The party to which the original guests were invited was Jesus’ kingdom-movement, his remarkable welcome to all and sundry. If people wanted to be included in Jesus’ movement, this is the sort of thing they were joining. Once, again the challenge comes to us today, Christians must work out in their own churches and families what it would mean to celebrate God’s kingdom so that the people at the bottom of the pile, at the end of the line, would find it to be good news.

God’s invitation to the banquet hasn’t been just extended to those who think they need God, or in fact those who think they have it all together, the invitation is for people like you and me, who realize we don’t have it all together, we don’t know all the answers, but we realize we’ve messed up sometimes and we accept God’s offer of his Grace towards us in Christ and as a result of that we now belong to him and are apart of his family.

It isn’t enough to say we ourselves are the people dragged in from the country lanes, to our surprise, to enjoy God’s party. That may be true; but party guests are then expected to become party hosts in their turn.

Final song

One day You’ll make everything new,

Jesus One day You will bind every wound

The former things shall all pass away No more tears

One day You’ll make sense of it all, Jesus One day every question resolved

Every anxious thought left behind No more fear

When we all get to heaven

What a day of rejoicing that will be

When we all see Jesus

We’ll sing and shout the victory

One day we will see face to face, Jesus Is there a greater vision of grace

And in a moment, we shall be changed On that day

And one day we’ll be free, free indeed, Jesus One day all this struggle will cease

And we will see Your glory revealed On that day

Yes, one day we will see face to face, Jesus Is there a greater vision of grace?
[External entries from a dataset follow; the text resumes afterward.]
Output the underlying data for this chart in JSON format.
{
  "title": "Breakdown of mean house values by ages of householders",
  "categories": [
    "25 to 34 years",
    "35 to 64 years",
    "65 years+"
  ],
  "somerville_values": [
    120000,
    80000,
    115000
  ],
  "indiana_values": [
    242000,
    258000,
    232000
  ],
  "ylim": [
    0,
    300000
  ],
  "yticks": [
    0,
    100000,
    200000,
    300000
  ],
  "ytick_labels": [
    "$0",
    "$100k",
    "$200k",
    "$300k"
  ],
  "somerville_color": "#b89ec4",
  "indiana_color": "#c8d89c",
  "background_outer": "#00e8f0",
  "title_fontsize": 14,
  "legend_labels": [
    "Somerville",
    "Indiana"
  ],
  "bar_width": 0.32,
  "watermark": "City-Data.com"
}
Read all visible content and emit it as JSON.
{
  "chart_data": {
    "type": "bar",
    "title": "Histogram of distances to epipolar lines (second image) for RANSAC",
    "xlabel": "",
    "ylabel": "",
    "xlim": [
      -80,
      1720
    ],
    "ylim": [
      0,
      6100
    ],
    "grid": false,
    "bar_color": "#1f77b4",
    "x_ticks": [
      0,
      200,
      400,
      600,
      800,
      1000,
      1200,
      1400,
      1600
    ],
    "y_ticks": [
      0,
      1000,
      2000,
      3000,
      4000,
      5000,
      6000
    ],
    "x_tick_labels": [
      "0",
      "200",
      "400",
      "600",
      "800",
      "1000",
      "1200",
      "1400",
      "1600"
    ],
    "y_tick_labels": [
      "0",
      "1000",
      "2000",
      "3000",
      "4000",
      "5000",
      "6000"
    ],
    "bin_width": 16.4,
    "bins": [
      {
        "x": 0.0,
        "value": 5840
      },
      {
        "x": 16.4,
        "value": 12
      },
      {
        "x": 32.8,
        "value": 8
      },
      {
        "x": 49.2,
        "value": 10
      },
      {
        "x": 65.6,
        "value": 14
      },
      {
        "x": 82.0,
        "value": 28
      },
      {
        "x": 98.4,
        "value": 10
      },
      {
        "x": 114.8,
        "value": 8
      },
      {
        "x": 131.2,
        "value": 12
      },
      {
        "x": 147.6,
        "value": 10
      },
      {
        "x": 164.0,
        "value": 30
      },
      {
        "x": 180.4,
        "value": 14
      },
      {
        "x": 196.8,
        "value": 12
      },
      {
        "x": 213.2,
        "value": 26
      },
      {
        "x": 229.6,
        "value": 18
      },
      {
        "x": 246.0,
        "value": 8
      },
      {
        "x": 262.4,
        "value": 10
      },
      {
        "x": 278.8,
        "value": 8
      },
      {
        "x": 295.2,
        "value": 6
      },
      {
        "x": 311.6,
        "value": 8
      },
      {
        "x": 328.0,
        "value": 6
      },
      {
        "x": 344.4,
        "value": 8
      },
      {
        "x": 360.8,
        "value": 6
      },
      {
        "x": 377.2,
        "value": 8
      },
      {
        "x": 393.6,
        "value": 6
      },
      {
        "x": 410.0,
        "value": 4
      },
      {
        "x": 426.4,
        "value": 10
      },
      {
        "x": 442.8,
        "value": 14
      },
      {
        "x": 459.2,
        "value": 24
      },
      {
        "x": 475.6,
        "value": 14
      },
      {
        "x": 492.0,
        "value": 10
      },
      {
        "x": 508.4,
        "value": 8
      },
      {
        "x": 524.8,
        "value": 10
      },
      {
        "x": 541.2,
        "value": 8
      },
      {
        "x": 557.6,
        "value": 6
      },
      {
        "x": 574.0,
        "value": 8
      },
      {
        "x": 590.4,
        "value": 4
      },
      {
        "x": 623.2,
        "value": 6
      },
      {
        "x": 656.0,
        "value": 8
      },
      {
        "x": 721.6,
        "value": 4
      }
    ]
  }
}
And in a moment, we shall be changed

Yes, in a moment, we shall be changed In a moment, we shall be changed

On that day


May the road rise up to meet you.

May the wind be always at your back.

May the sun shine warm upon your face;

the rains fall soft upon your fields and until we meet again,

may God hold you in the palm of His hand.

May the grace of our Lord Jesus Christ, and the love of God, and the fellowship of the Holy Spirit be with us all, now and evermore. Amen.